Introduction to Communisation

Communisation as a tendency originates from within the Continental European ultra-left milieu during the unfolding of working class activity during and after the 1968 to 1977 cycle of struggle. All communisation is immediatist, opposes work, insurrectionist, internationalist, and non-vanguardist,

(i) critiquing the contemporary roles of permanent institutions (e.g. trade union, societies/clubs, and the party-form itself) in leading class struggle and the making of a pre-revolutionary workers identity that can rally the entire class,

(ii) refusing to extol one section of the class as representative of the rest,

(iii) equating the revolutionary period as that which generates communist relations (i.e. rejects the concept of the transition period),

(vi) understanding the overcoming of the limitations of the myriad proletarian movements as the rupture which separates class activity and the proliferation of communism (dismissing overdetermination/multiplication of struggle as such)

(v) treating the vanguard as insufficient for the needs of the expanded and diversified working class, and

(vi) posits the high points of the old workers movement - from the Soviet Union to Revolutionary Catalonia - not as generative of communism, but of something else (the answer varies).
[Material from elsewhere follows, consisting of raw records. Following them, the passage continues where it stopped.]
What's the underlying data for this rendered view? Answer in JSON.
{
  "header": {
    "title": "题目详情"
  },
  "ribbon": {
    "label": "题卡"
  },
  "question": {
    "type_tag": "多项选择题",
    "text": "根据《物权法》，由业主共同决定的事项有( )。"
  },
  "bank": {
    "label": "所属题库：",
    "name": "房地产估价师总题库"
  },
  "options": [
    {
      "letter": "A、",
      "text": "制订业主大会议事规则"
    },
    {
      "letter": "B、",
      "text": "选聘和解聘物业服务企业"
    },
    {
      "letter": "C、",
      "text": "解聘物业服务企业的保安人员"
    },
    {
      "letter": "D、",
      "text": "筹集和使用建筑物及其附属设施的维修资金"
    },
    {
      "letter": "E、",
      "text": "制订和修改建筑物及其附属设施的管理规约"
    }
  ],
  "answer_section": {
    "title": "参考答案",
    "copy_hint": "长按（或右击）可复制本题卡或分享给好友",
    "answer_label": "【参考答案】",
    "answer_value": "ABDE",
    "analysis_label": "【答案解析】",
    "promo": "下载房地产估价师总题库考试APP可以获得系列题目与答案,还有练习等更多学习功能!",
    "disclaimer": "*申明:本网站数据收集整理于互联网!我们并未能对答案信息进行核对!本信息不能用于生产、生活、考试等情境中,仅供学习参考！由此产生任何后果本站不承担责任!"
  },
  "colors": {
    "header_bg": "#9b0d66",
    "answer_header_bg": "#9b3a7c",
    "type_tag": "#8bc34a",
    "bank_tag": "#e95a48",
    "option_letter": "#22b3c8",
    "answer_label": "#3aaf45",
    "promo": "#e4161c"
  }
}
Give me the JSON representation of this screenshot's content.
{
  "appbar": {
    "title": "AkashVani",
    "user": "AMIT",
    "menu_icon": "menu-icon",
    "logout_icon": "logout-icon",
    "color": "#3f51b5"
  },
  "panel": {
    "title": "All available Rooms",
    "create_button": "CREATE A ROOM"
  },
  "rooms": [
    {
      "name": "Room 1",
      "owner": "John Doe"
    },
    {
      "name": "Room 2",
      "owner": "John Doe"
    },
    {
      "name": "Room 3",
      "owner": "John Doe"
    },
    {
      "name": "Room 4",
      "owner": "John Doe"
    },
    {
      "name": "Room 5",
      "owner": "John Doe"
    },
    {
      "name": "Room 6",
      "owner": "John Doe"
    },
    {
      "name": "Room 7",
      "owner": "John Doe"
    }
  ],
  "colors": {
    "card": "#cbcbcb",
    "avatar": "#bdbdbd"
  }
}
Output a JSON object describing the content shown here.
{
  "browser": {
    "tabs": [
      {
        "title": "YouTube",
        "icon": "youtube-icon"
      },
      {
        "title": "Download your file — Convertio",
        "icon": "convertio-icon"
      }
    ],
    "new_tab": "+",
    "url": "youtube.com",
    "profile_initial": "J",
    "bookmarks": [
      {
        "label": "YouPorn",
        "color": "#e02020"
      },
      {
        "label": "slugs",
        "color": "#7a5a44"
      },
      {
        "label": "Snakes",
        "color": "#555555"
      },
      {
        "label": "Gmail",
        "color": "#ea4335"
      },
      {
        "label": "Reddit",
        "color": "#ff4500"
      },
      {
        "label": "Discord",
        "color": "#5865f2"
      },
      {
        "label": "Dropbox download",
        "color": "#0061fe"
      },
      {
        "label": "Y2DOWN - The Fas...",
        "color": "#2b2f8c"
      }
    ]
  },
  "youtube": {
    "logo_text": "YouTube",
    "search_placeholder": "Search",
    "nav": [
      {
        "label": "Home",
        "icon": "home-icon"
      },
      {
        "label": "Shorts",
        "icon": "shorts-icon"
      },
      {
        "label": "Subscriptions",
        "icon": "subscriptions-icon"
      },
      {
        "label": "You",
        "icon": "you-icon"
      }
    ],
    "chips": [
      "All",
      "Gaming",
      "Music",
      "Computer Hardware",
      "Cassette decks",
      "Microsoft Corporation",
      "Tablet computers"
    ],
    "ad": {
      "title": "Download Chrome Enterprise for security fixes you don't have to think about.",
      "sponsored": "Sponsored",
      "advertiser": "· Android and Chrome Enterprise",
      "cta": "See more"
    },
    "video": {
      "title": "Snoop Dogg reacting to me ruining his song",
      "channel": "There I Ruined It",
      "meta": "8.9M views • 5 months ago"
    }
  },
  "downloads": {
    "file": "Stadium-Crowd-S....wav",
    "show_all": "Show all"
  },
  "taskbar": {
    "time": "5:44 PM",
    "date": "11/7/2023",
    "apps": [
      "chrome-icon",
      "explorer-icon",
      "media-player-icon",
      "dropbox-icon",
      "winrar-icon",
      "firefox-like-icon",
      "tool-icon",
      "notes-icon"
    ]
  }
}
In times of unrest, communisers observe and encourage ad hoc strike committees (whether from scratch or growing from established organisations), collaboration with organised individuals rather than subsumption/entryism, counter-logistics as a means of interrupting and overturning capital circulation and technology, immediate intervention of women and racialised populations in struggles so long as patriarchy and racism persist within and without revolt, the linkage of urban and rural uprisings (esp. as a mediation of the struggle against ecocide), and other tactics which have the dual purpose of interrupting capitalist life and building communist life.